Mr Kirby said the US saw the PGII as “a practical and useful and, quite frankly, more effective alternative to some of the infrastructure and investment programmes that other nations have been...trying to sell on the continent (of Africa). “And many nations on the continent are realising that those opportunities, those financial deals, are not necessarily all that they’re cracked up to be. And the PGII represents an alternative,” said Mr Kirby.

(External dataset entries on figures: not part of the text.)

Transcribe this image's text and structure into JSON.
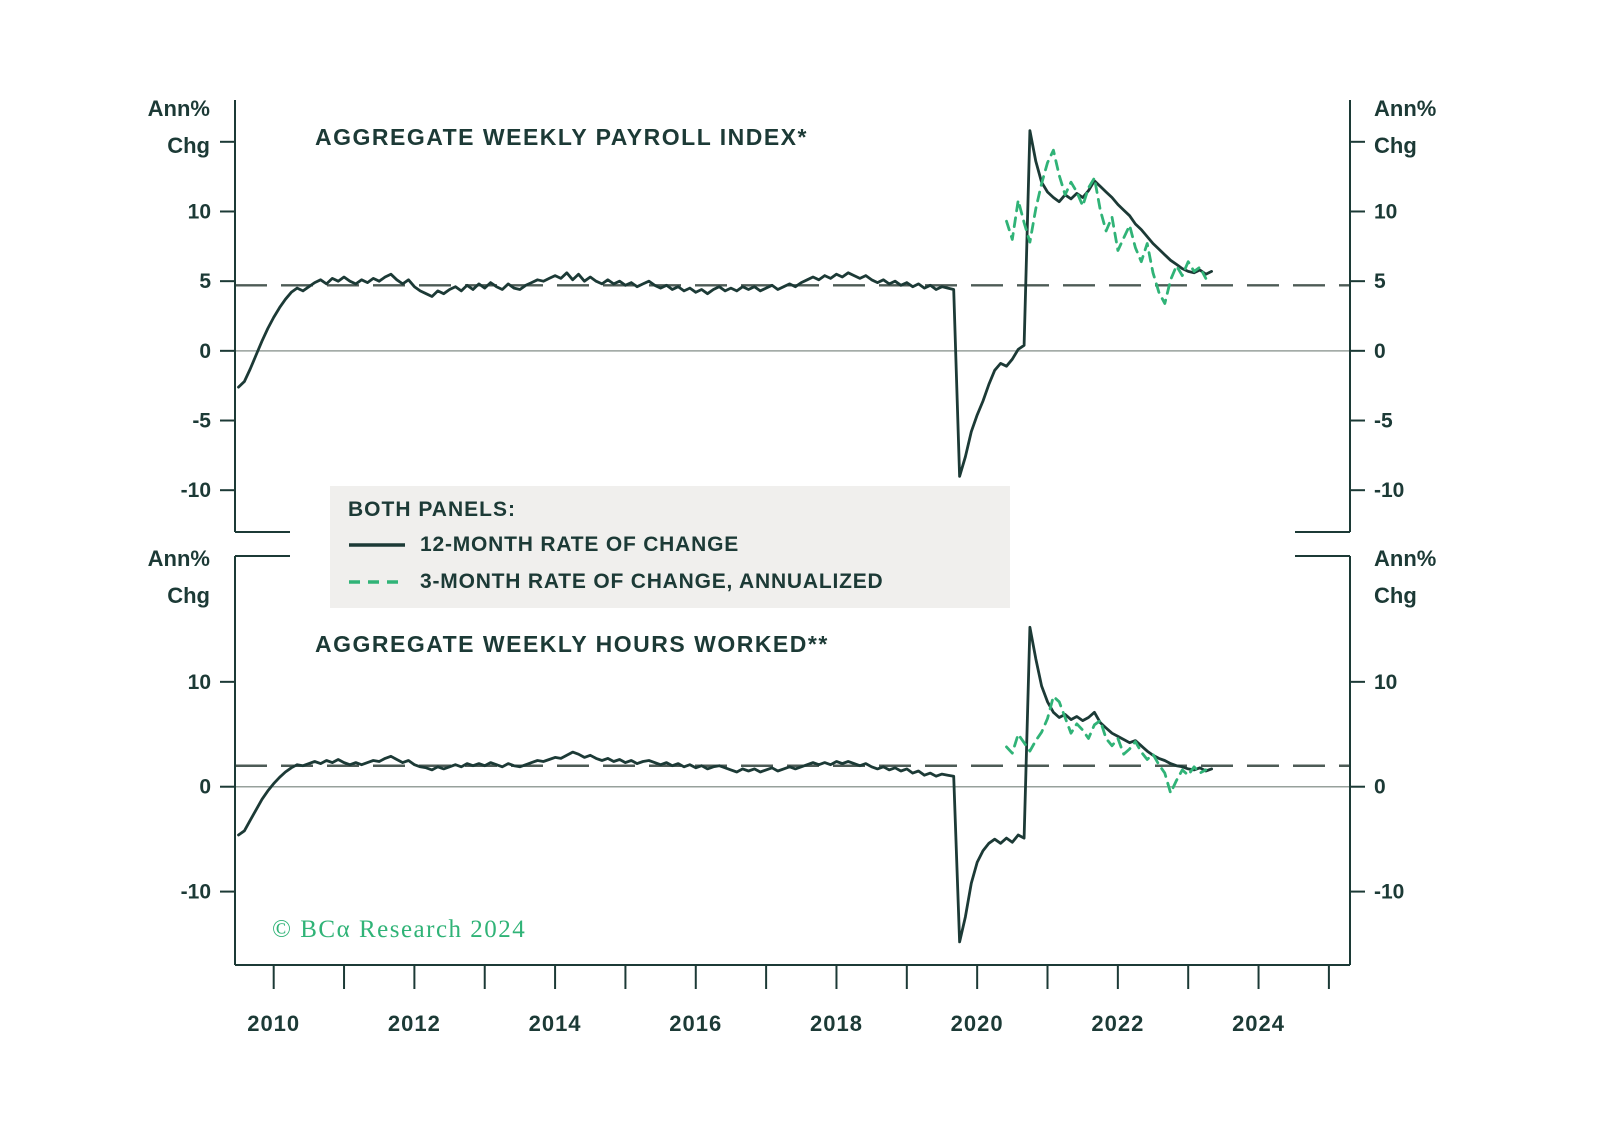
{
  "colors": {
    "background": "#ffffff",
    "dark": "#1c3a36",
    "green": "#30b377",
    "zero_line": "#97a19c",
    "average_line": "#4d5b56",
    "legend_bg": "#f0efed"
  },
  "labels": {
    "y_axis_unit_line1": "Ann%",
    "y_axis_unit_line2": "Chg",
    "copyright": "© BCα Research 2024"
  },
  "legend": {
    "title": "BOTH PANELS:",
    "items": [
      {
        "label": "12-MONTH RATE OF CHANGE",
        "line_style": "solid"
      },
      {
        "label": "3-MONTH RATE OF CHANGE, ANNUALIZED",
        "line_style": "dashed"
      }
    ]
  },
  "x_axis": {
    "range": [
      2009.95,
      2025.8
    ],
    "tick_years": [
      2010,
      2011,
      2012,
      2013,
      2014,
      2015,
      2016,
      2017,
      2018,
      2019,
      2020,
      2021,
      2022,
      2023,
      2024,
      2025
    ],
    "labeled_years": [
      "2010",
      "2012",
      "2014",
      "2016",
      "2018",
      "2020",
      "2022",
      "2024"
    ]
  },
  "chart_data": [
    {
      "type": "line",
      "title": "AGGREGATE WEEKLY PAYROLL INDEX*",
      "ylabel": "Ann% Chg",
      "ylim": [
        -13,
        18
      ],
      "ytick_labels": [
        10,
        5,
        0,
        -5,
        -10
      ],
      "ytick_marks": [
        15,
        10,
        5,
        0,
        -5,
        -10
      ],
      "average_line": 4.7,
      "grid": "zero-line-only",
      "series": [
        {
          "name": "12-MONTH RATE OF CHANGE",
          "line_style": "solid",
          "color_key": "dark",
          "x_start": 2010.0,
          "x_step_years": 0.083333,
          "y": [
            -2.6,
            -2.2,
            -1.3,
            -0.3,
            0.7,
            1.6,
            2.4,
            3.1,
            3.7,
            4.2,
            4.5,
            4.3,
            4.6,
            4.9,
            5.1,
            4.8,
            5.2,
            5.0,
            5.3,
            5.0,
            4.8,
            5.1,
            4.9,
            5.2,
            5.0,
            5.3,
            5.5,
            5.1,
            4.8,
            5.1,
            4.6,
            4.3,
            4.1,
            3.9,
            4.3,
            4.1,
            4.4,
            4.6,
            4.3,
            4.7,
            4.4,
            4.8,
            4.5,
            4.9,
            4.6,
            4.4,
            4.8,
            4.5,
            4.4,
            4.7,
            4.9,
            5.1,
            5.0,
            5.2,
            5.4,
            5.2,
            5.6,
            5.1,
            5.5,
            5.0,
            5.3,
            5.0,
            4.8,
            5.1,
            4.8,
            5.0,
            4.7,
            4.9,
            4.6,
            4.8,
            5.0,
            4.7,
            4.5,
            4.7,
            4.4,
            4.6,
            4.3,
            4.5,
            4.2,
            4.4,
            4.1,
            4.4,
            4.6,
            4.3,
            4.5,
            4.3,
            4.6,
            4.4,
            4.6,
            4.3,
            4.5,
            4.7,
            4.4,
            4.6,
            4.8,
            4.6,
            4.9,
            5.1,
            5.3,
            5.1,
            5.4,
            5.2,
            5.5,
            5.3,
            5.6,
            5.4,
            5.2,
            5.4,
            5.1,
            4.9,
            5.1,
            4.8,
            5.0,
            4.7,
            4.9,
            4.6,
            4.8,
            4.5,
            4.7,
            4.4,
            4.6,
            4.5,
            4.4,
            -9.0,
            -7.6,
            -5.8,
            -4.6,
            -3.6,
            -2.4,
            -1.4,
            -0.9,
            -1.1,
            -0.6,
            0.1,
            0.4,
            15.8,
            13.6,
            12.1,
            11.4,
            11.0,
            10.7,
            11.2,
            10.9,
            11.3,
            11.0,
            11.5,
            12.2,
            11.8,
            11.4,
            11.0,
            10.5,
            10.1,
            9.7,
            9.1,
            8.7,
            8.2,
            7.7,
            7.3,
            6.9,
            6.5,
            6.2,
            5.9,
            5.7,
            5.6,
            5.8,
            5.5,
            5.7
          ]
        },
        {
          "name": "3-MONTH RATE OF CHANGE, ANNUALIZED",
          "line_style": "dashed",
          "color_key": "green",
          "x_start": 2020.9167,
          "x_step_years": 0.083333,
          "y": [
            9.3,
            8.0,
            10.8,
            9.2,
            7.8,
            10.2,
            12.0,
            13.5,
            14.4,
            12.6,
            11.2,
            12.1,
            11.4,
            10.4,
            11.7,
            12.4,
            10.1,
            8.6,
            9.6,
            7.2,
            8.1,
            9.0,
            7.4,
            6.4,
            7.7,
            5.6,
            4.2,
            3.4,
            5.1,
            6.1,
            5.4,
            6.4,
            5.7,
            6.0,
            5.2
          ]
        }
      ]
    },
    {
      "type": "line",
      "title": "AGGREGATE WEEKLY HOURS WORKED**",
      "ylabel": "Ann% Chg",
      "ylim": [
        -17,
        22
      ],
      "ytick_labels": [
        10,
        0,
        -10
      ],
      "ytick_marks": [
        10,
        0,
        -10
      ],
      "average_line": 2.0,
      "grid": "zero-line-only",
      "series": [
        {
          "name": "12-MONTH RATE OF CHANGE",
          "line_style": "solid",
          "color_key": "dark",
          "x_start": 2010.0,
          "x_step_years": 0.083333,
          "y": [
            -4.6,
            -4.2,
            -3.2,
            -2.2,
            -1.2,
            -0.4,
            0.3,
            0.9,
            1.4,
            1.8,
            2.1,
            2.0,
            2.2,
            2.4,
            2.2,
            2.5,
            2.3,
            2.6,
            2.3,
            2.1,
            2.3,
            2.1,
            2.3,
            2.5,
            2.4,
            2.7,
            2.9,
            2.6,
            2.3,
            2.5,
            2.1,
            1.9,
            1.8,
            1.6,
            1.9,
            1.7,
            1.9,
            2.1,
            1.9,
            2.2,
            2.0,
            2.2,
            2.0,
            2.3,
            2.1,
            1.9,
            2.2,
            2.0,
            1.9,
            2.1,
            2.3,
            2.5,
            2.4,
            2.6,
            2.8,
            2.7,
            3.0,
            3.3,
            3.1,
            2.8,
            3.0,
            2.7,
            2.5,
            2.7,
            2.4,
            2.6,
            2.3,
            2.5,
            2.2,
            2.4,
            2.5,
            2.3,
            2.1,
            2.3,
            2.0,
            2.2,
            1.9,
            2.1,
            1.8,
            2.0,
            1.7,
            1.9,
            2.0,
            1.8,
            1.6,
            1.4,
            1.7,
            1.5,
            1.7,
            1.4,
            1.6,
            1.8,
            1.5,
            1.7,
            1.9,
            1.7,
            1.9,
            2.1,
            2.3,
            2.1,
            2.3,
            2.1,
            2.4,
            2.2,
            2.4,
            2.2,
            2.0,
            2.2,
            1.9,
            1.7,
            1.9,
            1.6,
            1.8,
            1.5,
            1.7,
            1.3,
            1.5,
            1.1,
            1.3,
            1.0,
            1.2,
            1.1,
            1.0,
            -14.8,
            -12.4,
            -9.2,
            -7.2,
            -6.1,
            -5.4,
            -5.0,
            -5.4,
            -4.9,
            -5.3,
            -4.6,
            -4.9,
            15.2,
            12.2,
            9.6,
            8.1,
            7.1,
            6.6,
            6.9,
            6.4,
            6.7,
            6.3,
            6.6,
            7.1,
            6.1,
            5.6,
            5.1,
            4.8,
            4.5,
            4.2,
            4.4,
            3.9,
            3.4,
            3.0,
            2.7,
            2.5,
            2.2,
            2.0,
            1.9,
            1.7,
            1.6,
            1.8,
            1.5,
            1.7
          ]
        },
        {
          "name": "3-MONTH RATE OF CHANGE, ANNUALIZED",
          "line_style": "dashed",
          "color_key": "green",
          "x_start": 2020.9167,
          "x_step_years": 0.083333,
          "y": [
            3.8,
            3.2,
            5.0,
            4.2,
            3.4,
            4.4,
            5.2,
            6.5,
            8.6,
            8.1,
            6.6,
            5.1,
            6.0,
            5.4,
            4.6,
            5.9,
            6.3,
            4.6,
            3.9,
            4.6,
            3.1,
            3.6,
            4.3,
            3.3,
            2.6,
            3.1,
            2.1,
            1.3,
            -0.6,
            0.6,
            1.6,
            1.1,
            1.9,
            1.3,
            1.6
          ]
        }
      ]
    }
  ]
}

“Since the president spearheaded this at the last G7 we’ve already seen millions and millions and millions of dollars of investment into some of these lower- and middle-income countries on the continent and beyond. And so we’re looking forward to advancing that here at the G7.”
Mr Kirby also said that managing competition with and challenges presented by China, particularly in the Indo-Pacific region, would “absolutely be on the agenda” for the G7.
“I think they’re going to talk about the broad scope of coercive activities by the PRC, and economics is certainly a part of that. But so will be the security coercion that – that we see coming out of the PRC, whether it’s in the East China Sea, whether it’s in Taiwan Strait or the South China Sea. All of that will be discussed.”
Mr Kirby also said that the US would seek at the summit to “rally around the need for bold action to accelerate the clean energy transition, including by making President Biden’s economic agenda a blueprint for G7 action to address the climate crisis and create good jobs”.